A Mon past for a Modern Nation: Writing a Minority History into and out of Burma
The nation has hijacked history in Burma. Prasenjit Duara rescued history from the nation, and much historiography has moved in other directions. Yet the nation and nation-state continue to shape how people think about their past in Southeast Asia, not least Burma/Myanmar. The Mons are people with an early presence in Burma, instrumental to the spread of Theravāda Buddhism during the first millennium AD. Today, to the extent that they are an object of study at all, when attention does not focus on the politics of the Mons as another ethnic minority sometimes in conflict with the central government, it focuses on the ancient past.

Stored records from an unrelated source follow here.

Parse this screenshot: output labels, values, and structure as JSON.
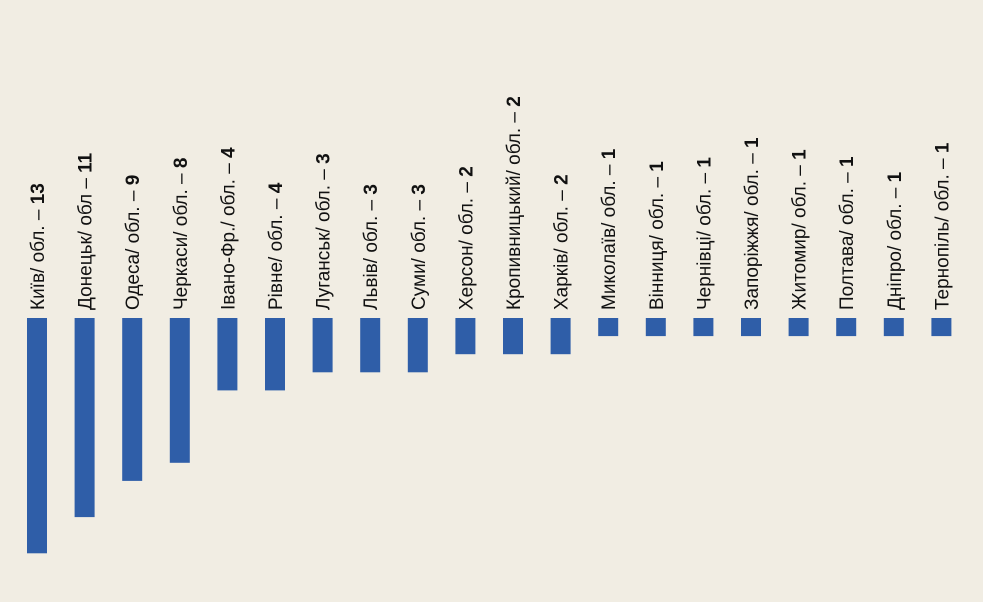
{
  "colors": {
    "background": "#f1ede3",
    "bar": "#2f5ea8",
    "text": "#111111"
  },
  "chart_data": {
    "type": "bar",
    "orientation": "vertical-downward",
    "categories": [
      {
        "name": "Київ/ обл. – ",
        "value_label": "13"
      },
      {
        "name": "Донецьк/ обл – ",
        "value_label": "11"
      },
      {
        "name": "Одеса/ обл. – ",
        "value_label": "9"
      },
      {
        "name": "Черкаси/ обл. – ",
        "value_label": "8"
      },
      {
        "name": "Івано-Фр./ обл. – ",
        "value_label": "4"
      },
      {
        "name": "Рівне/ обл. – ",
        "value_label": "4"
      },
      {
        "name": "Луганськ/ обл. – ",
        "value_label": "3"
      },
      {
        "name": "Львів/ обл. – ",
        "value_label": "3"
      },
      {
        "name": "Суми/ обл. – ",
        "value_label": "3"
      },
      {
        "name": "Херсон/ обл. – ",
        "value_label": "2"
      },
      {
        "name": "Кропивницький/ обл. – ",
        "value_label": "2"
      },
      {
        "name": "Харків/ обл. – ",
        "value_label": "2"
      },
      {
        "name": "Миколаїв/ обл. – ",
        "value_label": "1"
      },
      {
        "name": "Вінниця/ обл. – ",
        "value_label": "1"
      },
      {
        "name": "Чернівці/ обл. – ",
        "value_label": "1"
      },
      {
        "name": "Запоріжжя/ обл. – ",
        "value_label": "1"
      },
      {
        "name": "Житомир/ обл. – ",
        "value_label": "1"
      },
      {
        "name": "Полтава/ обл. – ",
        "value_label": "1"
      },
      {
        "name": "Дніпро/ обл. – ",
        "value_label": "1"
      },
      {
        "name": "Тернопіль/ обл. – ",
        "value_label": "1"
      }
    ],
    "values": [
      13,
      11,
      9,
      8,
      4,
      4,
      3,
      3,
      3,
      2,
      2,
      2,
      1,
      1,
      1,
      1,
      1,
      1,
      1,
      1
    ],
    "title": "",
    "xlabel": "",
    "ylabel": "",
    "grid": false,
    "legend": "none"
  }
}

Mon history, however, has never been confined to modern Burma, nor to the ancient past. How is it that the Mons and their history have come to be fixed under the Burmese nation-state and relegated to the distant past? Whose interests has this positioning served? What are the possibilities for moving beyond these confines to talk about Mons in the past without following the logic of a national history? Looking for “networks” in the past can allow us to find communal ties without the burdens of looking for, or finding the absence of, ethnicity, ethnic cohesion, or a state apparatus associated with that ethnic group. For the Mons, we can begin to see the spread of their networks in more recent centuries and the role these networks have played in cultural transmission and the evolution of various Mainland Southeast Asian polities.
Patrick McCormick is the local representative of the École française d’Extrême-Orient (EFEO) in Yangon, where he has pursued his interests in Burmese and Mon history and historiography. Recent publications include articles on Burmese historiography and the ethics of doing research in Burma. McCormick is also affiliated with the Department of Comparative Linguistics at the University of Zurich, where he is part of a three-year research project, funded by the Swiss National Science Foundation, on the history of areal linguistics in the “Greater Burma Zone.” He has been living and working in Rangoon for the past nine years. He is also the co-author of a book for learning the Burmese language. McCormick’s talk is based on his book project, which is the culmination of fifteen years’ work on Mon and Burmese history using Mon, Burmese, and Thai-language sources.